Targeting could be applied in numerous ways to provide different information on the investigated genes. Besides basic insight of gene functionalities, targeting could provide more information on gene related diseases and improve drug development project by guiding the process in the most suitable direction. That is the case with isogenic human disease models: selected cell are genetically altered to reflect exact genetic background of the disease. In vitro examination provides novel insight in the disease biology and allows scientists to test new therapeutic agents. Most cancers are investigated using this model. Although it is still new, it might become a standard in genetic disease investigation because it is less expensive and less complicated (in the technical sense) than conventional disease/drugs testing methodologies. Another way to apply targeting is in the field of protein engineering (novel proteins are designed).

Recently published article revealed that genetic targeting could be used for the elimination of the entire chromosome. Scientists from the University of Washington described targeted removal of the excess chromosome 21 in the fibroblast derived from the person with Down syndrome. Chromosome “free” cells were then transformed into induced pluripotent stem cells (iPS) for further investigation.

Adenoviral vector selectively inserted thymidine kinase neomycin phosphotransferase reporter gene (TKNEO) in the APP gene of the fibroblast DNA. APP gene encodes amyloid precursor protein that is integral part of cellular membranes in various tissues. Amyloid precursor protein is degraded via proteolysis to beta amyloid. Impaired version of beta amyloid can be easily recognized by its filamentous form. This protein is well studied due to tight association with Alzheimer’s disease: filamentous form of beta amyloid accumulates in the brain forming amyloid plaques, which are typical pathological finding in the brain of persons diagnosed with the disease. Reason why this specific gene is targeted is not clear, but TKNEO managed to be successfully incorporated in just one copy of the chromosome 21. When cells were selected against the TKNEO, the best way for them to survive was to eliminate extra chromosome which now pose a threat for their survival. Vast majority of the cells did exactly that. Most prominent survival method was spontaneous loss of extra chromosome during mitoses and the frequency observed indicated that selective pressure pushed the cells in this direction. Other survival methods: epigenetic mutation, silencing of the TKNEO gene, targeted deletion of the gene, and point mutation were noted at much lower rate. At the end, all Down syndrome derived cells that remain in trisomic state end up killed. Only cells that spontaneously reverted to their disomic state remained alive. Newly derived generation of the disomic cells were further transformed in iPS thanks to selective transcriptional and growth factors applied.
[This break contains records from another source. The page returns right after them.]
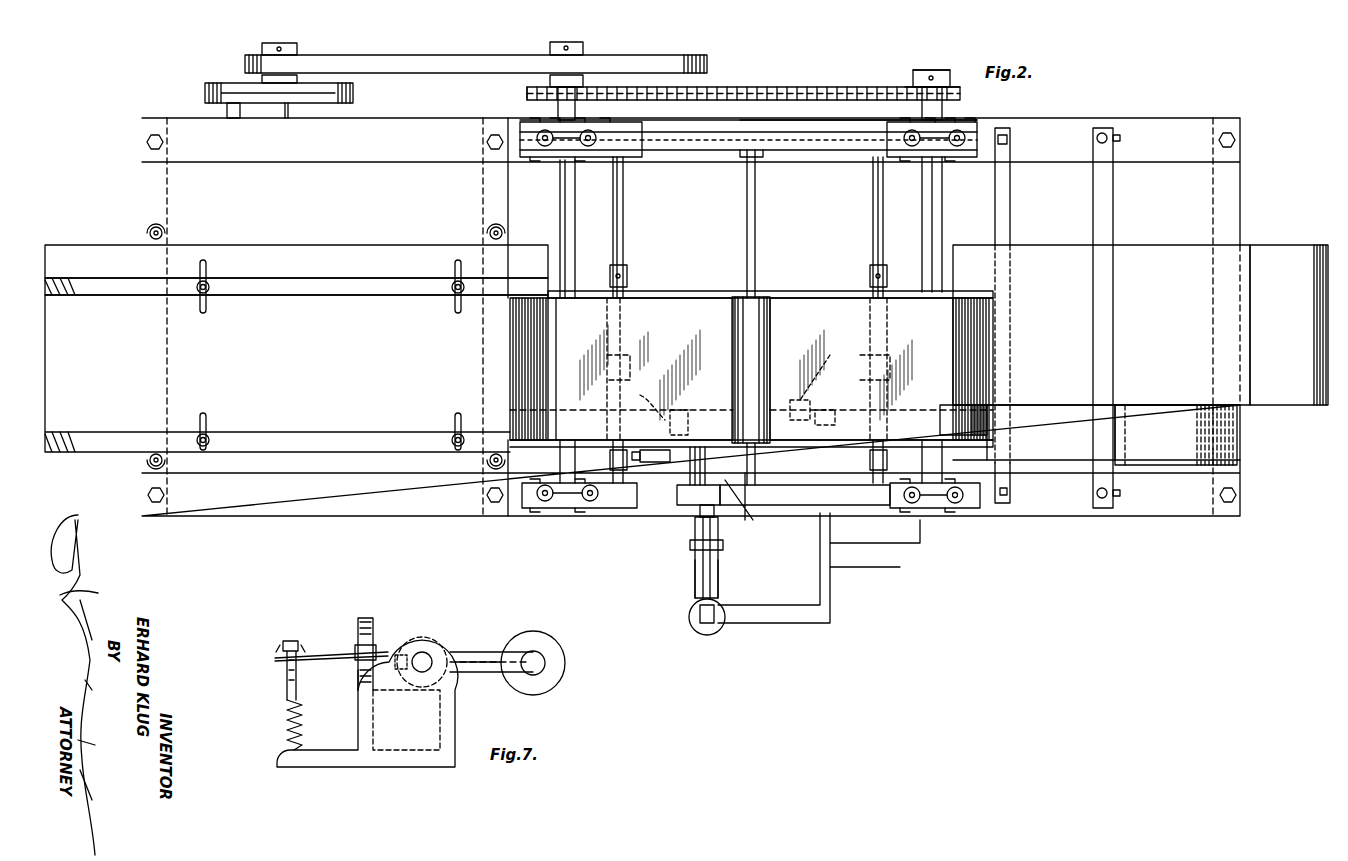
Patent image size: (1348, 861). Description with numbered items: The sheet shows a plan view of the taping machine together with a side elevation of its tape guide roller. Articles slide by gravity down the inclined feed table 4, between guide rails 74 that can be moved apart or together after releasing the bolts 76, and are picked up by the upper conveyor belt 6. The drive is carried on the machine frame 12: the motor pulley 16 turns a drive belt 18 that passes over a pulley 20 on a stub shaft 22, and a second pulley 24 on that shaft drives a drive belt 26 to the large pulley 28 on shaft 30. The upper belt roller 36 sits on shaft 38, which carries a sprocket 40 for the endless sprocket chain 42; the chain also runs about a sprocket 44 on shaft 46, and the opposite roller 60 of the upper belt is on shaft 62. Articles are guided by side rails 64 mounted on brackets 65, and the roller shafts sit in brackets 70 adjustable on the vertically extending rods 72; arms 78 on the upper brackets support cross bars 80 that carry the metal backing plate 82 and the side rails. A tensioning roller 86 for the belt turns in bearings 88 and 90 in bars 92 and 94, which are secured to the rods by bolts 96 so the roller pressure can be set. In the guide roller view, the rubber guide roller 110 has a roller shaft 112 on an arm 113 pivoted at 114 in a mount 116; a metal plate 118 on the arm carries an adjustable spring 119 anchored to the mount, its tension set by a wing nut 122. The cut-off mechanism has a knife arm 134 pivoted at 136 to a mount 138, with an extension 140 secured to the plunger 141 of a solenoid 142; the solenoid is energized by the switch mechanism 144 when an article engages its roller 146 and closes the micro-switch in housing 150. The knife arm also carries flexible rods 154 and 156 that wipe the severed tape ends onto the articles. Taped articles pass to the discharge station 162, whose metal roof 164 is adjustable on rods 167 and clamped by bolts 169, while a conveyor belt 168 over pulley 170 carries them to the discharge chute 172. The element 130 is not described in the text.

In FIG. 2, the inclined feed table 4 is at (364, 361).
In FIG. 2, the upper conveyor belt 6 is at (650, 292).
In FIG. 2, the machine frame 12 is at (138, 185).
In FIG. 2, the motor pulley 16 is at (222, 85).
In FIG. 2, the drive belt 18 is at (355, 94).
In FIG. 2, the pulley 20 is at (310, 104).
In FIG. 2, the stub shaft 22 is at (264, 110).
In FIG. 2, the pulley 24 is at (297, 50).
In FIG. 2, the drive belt 26 is at (407, 55).
In FIG. 2, the large pulley 28 is at (690, 55).
In FIG. 2, the shaft 30 is at (568, 42).
In FIG. 2, the roller or pulley 36 is at (590, 292).
In FIG. 2, the shaft 38 is at (556, 228).
In FIG. 2, the sprocket 40 is at (528, 95).
In FIG. 2, the endless sprocket chain 42 is at (815, 80).
In FIG. 2, the sprocket 44 is at (913, 78).
In FIG. 2, the shaft 46 is at (932, 70).
In FIG. 2, the conveyor belt roller or pulley 60 is at (955, 292).
In FIG. 2, the shaft 62 is at (940, 200).
In FIG. 2, the side rails 64 is at (682, 292).
In FIG. 2, the brackets 65 is at (625, 265).
In FIG. 2, the brackets 70 is at (560, 143).
In FIG. 2, the vertically extending rods 72 is at (590, 135).
In FIG. 2, the guide rails 74 is at (312, 290).
In FIG. 2, the bolts 76 is at (213, 290).
In FIG. 2, the downwardly extending arms 78 is at (610, 175).
In FIG. 2, the cross bars 80 is at (624, 206).
In FIG. 2, the metal backing plate 82 is at (755, 285).
In FIG. 2, the tensioning roller 86 is at (760, 300).
In FIG. 2, the bearing 88 is at (763, 157).
In FIG. 2, the bearing 90 is at (750, 490).
In FIG. 2, the bar 92 is at (810, 152).
In FIG. 2, the bar 94 is at (806, 513).
In FIG. 2, the bolts 96 is at (575, 150).
In FIG. 2, the rubber guide roller 110 is at (646, 399).
In FIG. 7, the rubber guide roller 110 is at (538, 632).
In FIG. 2, the roller shaft 112 is at (682, 413).
In FIG. 7, the roller shaft 112 is at (543, 655).
In FIG. 7, the arm 113 is at (470, 652).
In FIG. 7, the pivot 114 is at (425, 658).
In FIG. 7, the mount 116 is at (452, 708).
In FIG. 7, the metal plate 118 is at (322, 655).
In FIG. 7, the adjustable spring 119 is at (300, 718).
In FIG. 7, the wing nut 122 is at (290, 645).
In FIG. 2, the linkage 130 is at (680, 546).
In FIG. 2, the arm 134 is at (700, 530).
In FIG. 2, the pivot 136 is at (690, 548).
In FIG. 2, the mount 138 is at (693, 578).
In FIG. 2, the extension 140 is at (720, 576).
In FIG. 2, the plunger 141 is at (700, 622).
In FIG. 2, the solenoid 142 is at (718, 630).
In FIG. 2, the switch mechanism 144 is at (808, 402).
In FIG. 2, the roller 146 is at (823, 370).
In FIG. 2, the housing 150 is at (835, 415).
In FIG. 2, the flexible rod 154 is at (680, 475).
In FIG. 2, the flexible rod 156 is at (747, 503).
In FIG. 2, the discharge station 162 is at (1050, 532).
In FIG. 2, the metal roof 164 is at (1155, 245).
In FIG. 2, the vertically extending rods 167 is at (1103, 133).
In FIG. 2, the conveyor belt 168 is at (1065, 445).
In FIG. 2, the bolts 169 is at (1120, 138).
In FIG. 2, the pulley 170 is at (1152, 466).
In FIG. 2, the discharge chute 172 is at (1296, 258).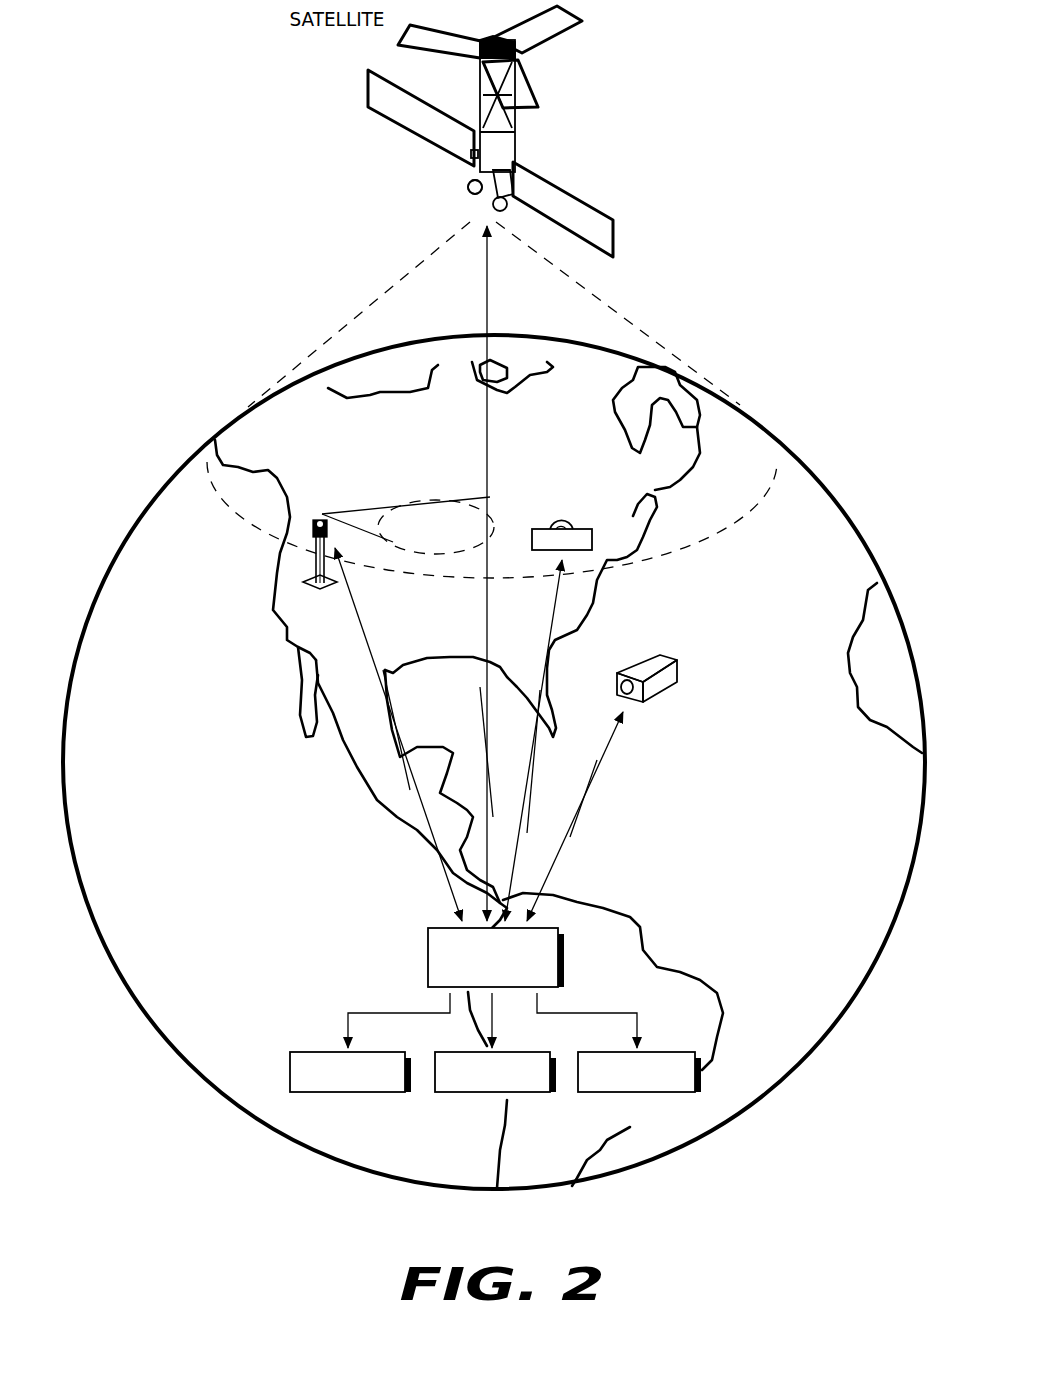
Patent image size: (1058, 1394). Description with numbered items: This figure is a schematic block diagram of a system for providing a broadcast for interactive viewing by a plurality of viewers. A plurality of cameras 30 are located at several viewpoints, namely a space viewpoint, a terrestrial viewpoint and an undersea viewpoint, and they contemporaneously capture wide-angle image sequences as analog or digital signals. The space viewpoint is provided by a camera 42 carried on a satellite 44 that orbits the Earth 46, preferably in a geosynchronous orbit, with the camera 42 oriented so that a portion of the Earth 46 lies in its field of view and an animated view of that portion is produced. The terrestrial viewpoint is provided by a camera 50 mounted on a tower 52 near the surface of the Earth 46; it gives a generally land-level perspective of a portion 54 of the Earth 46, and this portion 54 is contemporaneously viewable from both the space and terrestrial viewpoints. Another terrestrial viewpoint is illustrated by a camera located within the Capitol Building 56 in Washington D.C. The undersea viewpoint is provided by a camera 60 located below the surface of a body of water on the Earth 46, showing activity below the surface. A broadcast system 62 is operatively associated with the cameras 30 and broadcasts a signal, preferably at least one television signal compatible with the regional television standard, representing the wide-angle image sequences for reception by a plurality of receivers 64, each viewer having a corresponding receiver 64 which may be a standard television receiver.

The cameras 30 is at (557, 117).
The camera 42 is at (470, 195).
The satellite 44 is at (422, 127).
The Earth 46 is at (173, 477).
The camera 50 is at (318, 518).
The tower 52 is at (334, 589).
The portion of the Earth 54 is at (477, 505).
The Capitol Building 56 is at (565, 518).
The camera 60 is at (663, 683).
The broadcast system 62 is at (428, 958).
The receivers 64 is at (348, 1100).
These cells showed high proliferation rate.

This experiment showed for the first time that genetic targeting could affect the number of chromosomes beside certain genes and/or their parts and it certainly paved the path for the future clinical and research analysis. Treatment of Down syndrome using this method is still far from possible. Scientists are not sure if this method is 100% safe or associated with potential genotoxicity. For the moment, described technique will be used for gathering information about disease that could help scientists create better future therapeutics.